Book Review

Old Possums’s Book of Practical Cats

By Denebola
Published: March 2008

By Amy Richard

When asked to write about a book of poetry, I instantly thought of my favorite book, T.S. Eliot’s Old Possum’s Book of Practical Cats.
I was initially introduced to these poems through the Broadway musical, Cats, which is based on Eliot’s collection of poems. After enjoying the melodic drama on stage, I went straight to the source.
The book begins with some practical information about the naming of cats and continues to describe how a cat has three names: an everyday family name, a particular name, and then a name that only the cat knows and will not reveal.
Eliot sarcastically illustrates the pickiness, secretiveness, and unusual habits of cats, citing specific ones with examples. My favorite is Mr. Mistoffelees because he reminds me of my own cat and all the trouble she gets into.
Mr. Mistoffelees is “The Original Conjuring Cat and gets into all sorts of trouble without anyone being the wiser. My favorite passage from this poem describes Mr. Mistoffelees’s ability to creep around anywhere and decieve his family about his whereabouts and activities.
Eliot ends his collection with a poem titled, “The Ad-dressing of Cats, which describes the peculiar nature of cats and their characters.

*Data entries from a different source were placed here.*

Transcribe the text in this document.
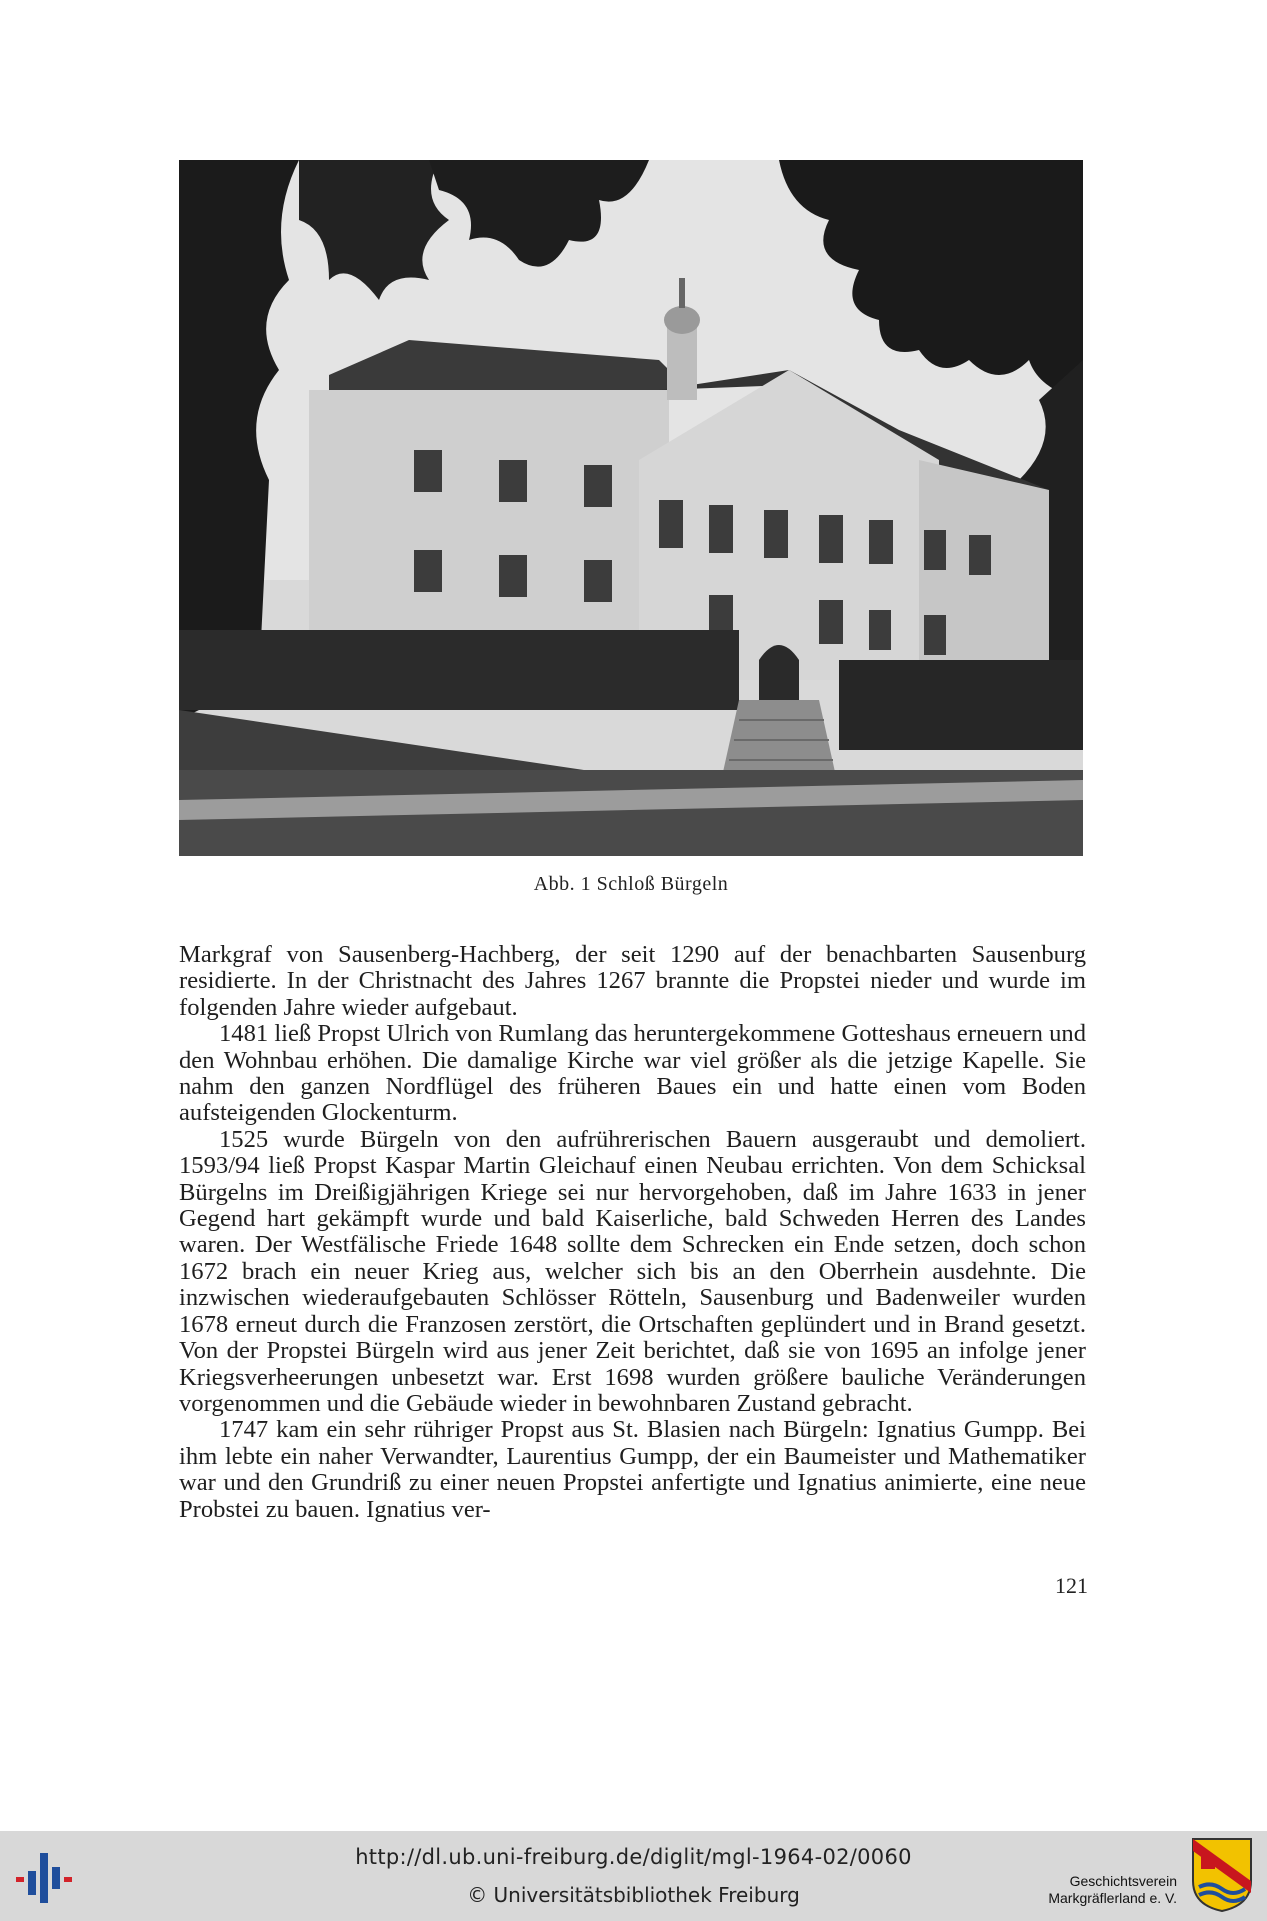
Abb. 1 Schloß Bürgeln

Markgraf von Sausenberg-Hachberg, der seit 1290 auf der benachbarten Sausenburg residierte. In der Christnacht des Jahres 1267 brannte die Propstei nieder und wurde im folgenden Jahre wieder aufgebaut.

1481 ließ Propst Ulrich von Rumlang das heruntergekommene Gotteshaus erneuern und den Wohnbau erhöhen. Die damalige Kirche war viel größer als die jetzige Kapelle. Sie nahm den ganzen Nordflügel des früheren Baues ein und hatte einen vom Boden aufsteigenden Glockenturm.

1525 wurde Bürgeln von den aufrührerischen Bauern ausgeraubt und demoliert. 1593/94 ließ Propst Kaspar Martin Gleichauf einen Neubau errichten. Von dem Schicksal Bürgelns im Dreißigjährigen Kriege sei nur hervorgehoben, daß im Jahre 1633 in jener Gegend hart gekämpft wurde und bald Kaiserliche, bald Schweden Herren des Landes waren. Der Westfälische Friede 1648 sollte dem Schrecken ein Ende setzen, doch schon 1672 brach ein neuer Krieg aus, welcher sich bis an den Oberrhein ausdehnte. Die inzwischen wiederaufgebauten Schlösser Rötteln, Sausenburg und Badenweiler wurden 1678 erneut durch die Franzosen zerstört, die Ortschaften geplündert und in Brand gesetzt. Von der Propstei Bürgeln wird aus jener Zeit berichtet, daß sie von 1695 an infolge jener Kriegsverheerungen unbesetzt war. Erst 1698 wurden größere bauliche Veränderungen vorgenommen und die Gebäude wieder in bewohnbaren Zustand gebracht.

1747 kam ein sehr rühriger Propst aus St. Blasien nach Bürgeln: Ignatius Gumpp. Bei ihm lebte ein naher Verwandter, Laurentius Gumpp, der ein Baumeister und Mathematiker war und den Grundriß zu einer neuen Propstei anfertigte und Ignatius animierte, eine neue Probstei zu bauen. Ignatius ver-

121
http://dl.ub.uni-freiburg.de/diglit/mgl-1964-02/0060
© Universitätsbibliothek Freiburg
Geschichtsverein
Markgräflerland e. V.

He explains that cats are not like dogs because they need to be treated with respect and should be addressed by their names.
In a world where poetry focuses on generally serious topics, Eliot finds the humor in the daily life of cats. Through his poetry, he explores, contrary to popular opinion, the lively and often incredible lives that cats might live outside of their constant sleeping and grooming.